Not a single archaeological discovery has ever proven anything about the Bible to be false. To the contrary, discoveries continue to bear out the accuracy of the Bible as archaeologists unearth cities mentioned in the Bible, for example, with the names of leaders and rulers etched in stone as well as other artifacts. As one archaeologist commented, “Archaeologists used to dig to disprove the Bible; now archaeologists read the Bible to find out where to dig.”
Millar Burrows of Yale confirms that archaeologists continue to discover what the Bible says they should, where they should:
The Bible is supported by archaeological evidence again and again. On the whole, there can be no question that the results of excavation have increased the respect of scholars for the Bible as a collection of historical documents. The confirmation is both general and specific. The fact that the record can be so often explained or illustrated by archaeological history as only a genuine product of ancient life could do. In addition to this general authentication, however, we find the record verified repeatedly at specific points. Names of places and persons turn up at the right places and in the right periods. (Footnote #19)
It is clear skeptics cannot argue that archaeological discoveries disprove the Bible.

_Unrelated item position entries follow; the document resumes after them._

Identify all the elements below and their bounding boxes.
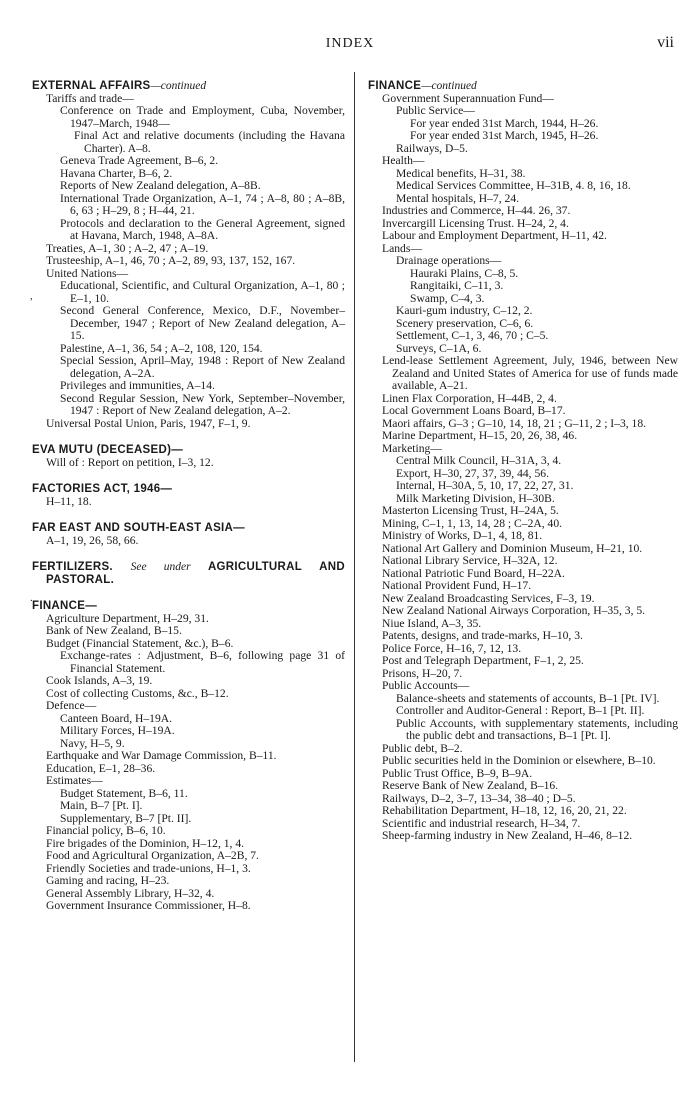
index-entry: Maori affairs, G–3 ; G–10, 14, 18, 21 ; G–11, 2 ; I–3, 18. [382, 416, 647, 430]
index-entry: General Assembly Library, H–32, 4. [46, 886, 215, 900]
index-entry: Marketing— [382, 441, 442, 455]
index-entry: Earthquake and War Damage Commission, B–11. [46, 749, 277, 762]
index-entry: Educational, Scientific, and Cultural Organization, A–1, 80 ; E–1, 10. [60, 279, 345, 305]
index-entry: Ministry of Works, D–1, 4, 18, 81. [382, 529, 543, 542]
index-entry: Special Session, April–May, 1948 : Report of New Zealand delegation, A–2A. [60, 354, 345, 380]
index-entry: Public securities held in the Dominion or elsewhere, B–10. [382, 754, 656, 767]
index-entry: United Nations— [46, 266, 129, 280]
index-entry: Niue Island, A–3, 35. [382, 616, 482, 630]
index-entry: Sheep-farming industry in New Zealand, H–46, 8–12. [382, 829, 633, 842]
index-entry: Invercargill Licensing Trust. H–24, 2, 4. [382, 216, 569, 230]
section-heading: FAR EAST AND SOUTH-EAST ASIA— [32, 522, 245, 534]
index-entry: Public Accounts, with supplementary statements, including the public debt and transactions, B–1 [Pt. I]. [396, 716, 678, 742]
index-entry: Marine Department, H–15, 20, 26, 38, 46. [382, 429, 578, 442]
index-entry: Medical Services Committee, H–31B, 4. 8, 16, 18. [396, 179, 631, 192]
index-entry: Privileges and immunities, A–14. [60, 379, 215, 392]
index-entry: Budget Statement, B–6, 11. [60, 786, 188, 800]
index-entry: Will of : Report on petition, I–3, 12. [46, 455, 214, 469]
index-entry: Linen Flax Corporation, H–44B, 2, 4. [382, 391, 557, 405]
index-entry: Surveys, C–1A, 6. [396, 341, 482, 355]
index-entry: Swamp, C–4, 3. [410, 291, 485, 305]
index-entry: For year ended 31st March, 1944, H–26. [410, 116, 599, 130]
index-entry: Controller and Auditor-General : Report, B–1 [Pt. II]. [396, 704, 645, 717]
index-entry: National Art Gallery and Dominion Museum, H–21, 10. [382, 541, 643, 555]
index-entry: Education, E–1, 28–36. [46, 761, 156, 775]
index-entry: Central Milk Council, H–31A, 3, 4. [396, 454, 562, 467]
index-entry: Palestine, A–1, 36, 54 ; A–2, 108, 120, 154. [60, 341, 263, 355]
index-entry: Government Insurance Commissioner, H–8. [46, 899, 251, 912]
index-entry: Hauraki Plains, C–8, 5. [410, 266, 519, 280]
index-entry: Kauri-gum industry, C–12, 2. [396, 304, 533, 317]
index-entry: Balance-sheets and statements of accounts, B–1 [Pt. IV]. [396, 691, 660, 705]
index-entry: Exchange-rates : Adjustment, B–6, following page 31 of Financial Statement. [60, 649, 345, 675]
index-entry: Bank of New Zealand, B–15. [46, 624, 182, 637]
index-entry: Railways, D–2, 3–7, 13–34, 38–40 ; D–5. [382, 791, 576, 805]
index-entry: National Provident Fund, H–17. [382, 579, 532, 592]
index-entry: Estimates— [46, 774, 103, 787]
index-entry: Protocols and declaration to the General Agreement, signed at Havana, March, 1948, A–8A. [60, 216, 345, 242]
section-heading: EVA MUTU (DECEASED)— [32, 444, 184, 456]
index-entry: Local Government Loans Board, B–17. [382, 404, 566, 417]
index-entry: Canteen Board, H–19A. [60, 711, 173, 725]
section-heading-continued [32, 80, 345, 93]
index-entry: Public Service— [396, 104, 475, 117]
index-entry: Trusteeship, A–1, 46, 70 ; A–2, 89, 93, 137, 152, 167. [46, 254, 296, 267]
index-entry: Treaties, A–1, 30 ; A–2, 47 ; A–19. [46, 241, 209, 255]
index-entry: Reserve Bank of New Zealand, B–16. [382, 779, 559, 792]
index-entry: Supplementary, B–7 [Pt. II]. [60, 811, 192, 825]
index-entry: Industries and Commerce, H–44. 26, 37. [382, 204, 571, 217]
heading-text: FERTILIZERS. [32, 561, 113, 573]
heading-text: EXTERNAL AFFAIRS [32, 80, 151, 92]
index-entry: Final Act and relative documents (including the Havana Charter). A–8. [74, 129, 345, 155]
section-gap [32, 547, 345, 561]
index-entry: Cost of collecting Customs, &c., B–12. [46, 686, 229, 700]
index-entry: New Zealand National Airways Corporation, H–35, 3, 5. [382, 604, 646, 617]
index-entry: Lend-lease Settlement Agreement, July, 1946, between New Zealand and United States of America for use of funds made available, A–21. [382, 354, 678, 392]
index-entry: Military Forces, H–19A. [60, 724, 175, 737]
index-entry: Masterton Licensing Trust, H–24A, 5. [382, 504, 559, 517]
section-heading-continued [368, 80, 678, 93]
index-entry: Settlement, C–1, 3, 46, 70 ; C–5. [396, 329, 549, 342]
index-entry: Reports of New Zealand delegation, A–8B. [60, 179, 261, 192]
index-entry: Prisons, H–20, 7. [382, 666, 463, 680]
heading-text: FINANCE [368, 80, 422, 92]
index-entry: Friendly Societies and trade-unions, H–1, 3. [46, 861, 251, 875]
index-entry: Gaming and racing, H–23. [46, 874, 170, 887]
continued-label: —continued [421, 80, 477, 92]
index-entry: Medical benefits, H–31, 38. [396, 166, 526, 180]
index-entry: Financial policy, B–6, 10. [46, 824, 166, 837]
index-entry: Cook Islands, A–3, 19. [46, 674, 153, 687]
index-entry: Milk Marketing Division, H–30B. [396, 491, 555, 505]
index-entry: Drainage operations— [396, 254, 502, 267]
index-entry: New Zealand Broadcasting Services, F–3, 19. [382, 591, 595, 605]
index-entry: Public Trust Office, B–9, B–9A. [382, 766, 533, 780]
index-entry: Budget (Financial Statement, &c.), B–6. [46, 636, 234, 650]
section-heading: FACTORIES ACT, 1946— [32, 483, 173, 495]
right-column [368, 80, 678, 843]
index-entry: National Library Service, H–32A, 12. [382, 554, 558, 567]
index-entry: Universal Postal Union, Paris, 1947, F–1, 9. [46, 416, 251, 430]
index-entry: For year ended 31st March, 1945, H–26. [410, 129, 599, 142]
index-entry: National Patriotic Fund Board, H–22A. [382, 566, 565, 580]
section-gap [32, 469, 345, 483]
index-entry: Mining, C–1, 1, 13, 14, 28 ; C–2A, 40. [382, 516, 563, 530]
continued-label: —continued [150, 80, 207, 92]
index-entry: A–1, 19, 26, 58, 66. [46, 533, 139, 547]
index-entry: Defence— [46, 699, 97, 712]
index-entry: Food and Agricultural Organization, A–2B, 7. [46, 849, 259, 862]
index-entry: Rehabilitation Department, H–18, 12, 16, 20, 21, 22. [382, 804, 627, 817]
index-entry: Navy, H–5, 9. [60, 736, 125, 750]
index-entry: Geneva Trade Agreement, B–6, 2. [60, 154, 219, 167]
margin-mark: . [30, 592, 33, 604]
index-entry: Second General Conference, Mexico, D.F., November–December, 1947 ; Report of New Zealand delegation, A–15. [60, 304, 345, 342]
index-entry: Havana Charter, B–6, 2. [60, 166, 173, 180]
index-entry: Public Accounts— [382, 679, 470, 692]
section-gap [32, 430, 345, 444]
index-entry: Post and Telegraph Department, F–1, 2, 25. [382, 654, 584, 667]
index-entry: Police Force, H–16, 7, 12, 13. [382, 641, 522, 655]
index-entry: Tariffs and trade— [46, 91, 134, 105]
section-heading: FINANCE— [32, 600, 98, 612]
page-header [0, 36, 700, 56]
section-gap [32, 508, 345, 522]
section-gap [32, 586, 345, 600]
cross-reference-heading [32, 561, 345, 586]
page-title: INDEX [325, 36, 375, 51]
cross-reference-target: AGRICULTURAL AND PASTORAL. [46, 561, 345, 586]
page-number: vii [657, 34, 674, 51]
index-entry: Internal, H–30A, 5, 10, 17, 22, 27, 31. [396, 479, 574, 492]
index-entry: International Trade Organization, A–1, 74 ; A–8, 80 ; A–8B, 6, 63 ; H–29, 8 ; H–44, 21. [60, 191, 345, 217]
index-entry: Export, H–30, 27, 37, 39, 44, 56. [396, 466, 549, 480]
index-entry: Agriculture Department, H–29, 31. [46, 611, 209, 625]
index-entry: Government Superannuation Fund— [382, 91, 554, 105]
index-entry: Scientific and industrial research, H–34, 7. [382, 816, 581, 830]
index-entry: Patents, designs, and trade-marks, H–10, 3. [382, 629, 583, 642]
index-entry: Railways, D–5. [396, 141, 468, 155]
index-entry: Conference on Trade and Employment, Cuba, November, 1947–March, 1948— [60, 104, 345, 130]
column-divider [354, 72, 355, 1062]
index-entry: Scenery preservation, C–6, 6. [396, 316, 534, 330]
see-under-label: See under [130, 561, 191, 573]
index-entry: Second Regular Session, New York, September–November, 1947 : Report of New Zealand delegation, A–2. [60, 391, 345, 417]
index-entry: Lands— [382, 241, 422, 255]
index-entry: Fire brigades of the Dominion, H–12, 1, 4. [46, 836, 245, 850]
margin-mark: , [30, 290, 33, 302]
index-entry: Labour and Employment Department, H–11, 42. [382, 229, 607, 242]
index-entry: Main, B–7 [Pt. I]. [60, 799, 143, 812]
index-entry: Rangitaiki, C–11, 3. [410, 279, 504, 292]
index-entry: Health— [382, 154, 425, 167]
left-column [32, 80, 345, 913]
index-entry: Public debt, B–2. [382, 741, 463, 755]
index-entry: H–11, 18. [46, 494, 92, 508]
index-entry: Mental hospitals, H–7, 24. [396, 191, 520, 205]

Sir Frederic Kenyon wrote, “It is therefore legitimate to say that, in respect of that part of the Old Testament against which the disintegrating criticism of the last half of the nineteenth century was chiefly directed, the evidence of archaeology has been to re-establish its value by rendering it more intelligible through a fuller knowledge of its background and setting. Archaeology has not yet said its last word: but the results already achieved confirm what faith would suggest, that the Bible can do nothing but gain from an increase of knowledge.” (Footnote #20)
For example, the excavation of Gezer in 1969 ran across a massive layer of ash that covered most of the mound. Sifting through the material yielded pieces of Hebrew, Egyptian, and Philistine artifacts. Apparently, all three cultures had been there at the same time. This puzzled researchers greatly until they realized that the Bible told them exactly what they had found: “Pharaoh king of Egypt had attacked and captured Gezer. He then burned it down, killed the Canaanites who lived in the city, and gave it as a dowry to his daughter, Solomon’s wife (1 Kings 9:16).” (Footnote #21)
There have been more than 25,000 archaeological discoveries in connection with the Old Testament, and not one contradicts the Bible. Archaeologist William F. Albright has declared, “The excessive skepticism shown toward the Bible by important historical schools of the eighteenth and nineteenth centuries, certain phases of which still appear periodically, has been progressively discredited. Discovery after discovery has established the accuracy of innumerable details, and has brought increased recognition to the value of the Bible as a source of history.” (Footnote #22)
The same can be said of the New Testament. Some critics, for example, have argued that the book of Luke is inaccurate, but Professor F. F. Bruce points out, “Where Luke has been suspected of inaccuracy, and accuracy has been vindicated by some inscription evidence, it may be legitimate to say that archaeology has confirmed the New Testament record.” (Footnote #23)
Similarly, Yale archaeologist Millar Burrows reports, “On the whole, archaeological work has unquestionably strengthened confidence in the reliability of the Scriptural record. More than one archaeologist has found his respect for the Bible increased by the experience of excavation in Palestine.” (Footnote #24)
Sir William Ramsey is one scholar who originally believed the book of Acts, written by Luke, was not accurate. However, after thirty years of study, he changed his mind and declared, “Luke is a historian of the first rank; not merely are his statements of fact trustworthy, . . . this author should be placed along with the very greatest of historians.” (Footnote #25)
As with the Old Testament, archaeological discoveries bear witness to the places described in the New Testament. This includes:
• The pavement of John 19:13
• The pool of Bethesda
• Jacob’s well
• The pool of Siloam
• The ancient cities of Bethlehem, Nazareth, Cana, Capernaum, and Chorazin
• The residence of Pilate in Jerusalem. (Footnote #26)
So, the Bible also sails through the external test.
19 Josh McDowell, The New Evidence that Demands the Verdict (Nashville, TN: Thomas Nelson Publishers, 1999) p. 371.
20 Ibid., 373.
21 Ibid., 380.
22 William F. Albright, The Archaeology of Palestine (Baltimore: Penguin, 1949), 127–28.
23 Archaeological Confirmation of the New Testament, 331; quoted by Dr. Norm Geisler in his book Unshakable Foundations, 271.
24 What Mean These Stones? (New Haven; CT: American Schools of Oriental Research, 1941), 1, quoted by Geisler, Unshakable Foundations, 271.
25 The Bearing of Recent Discovery on the Trustworthiness of the New Testament, 222; quoted by Geisler, Unshakable Foundations, 272.
26 Geisler and Bocchino, Unshakable Foundations, 270.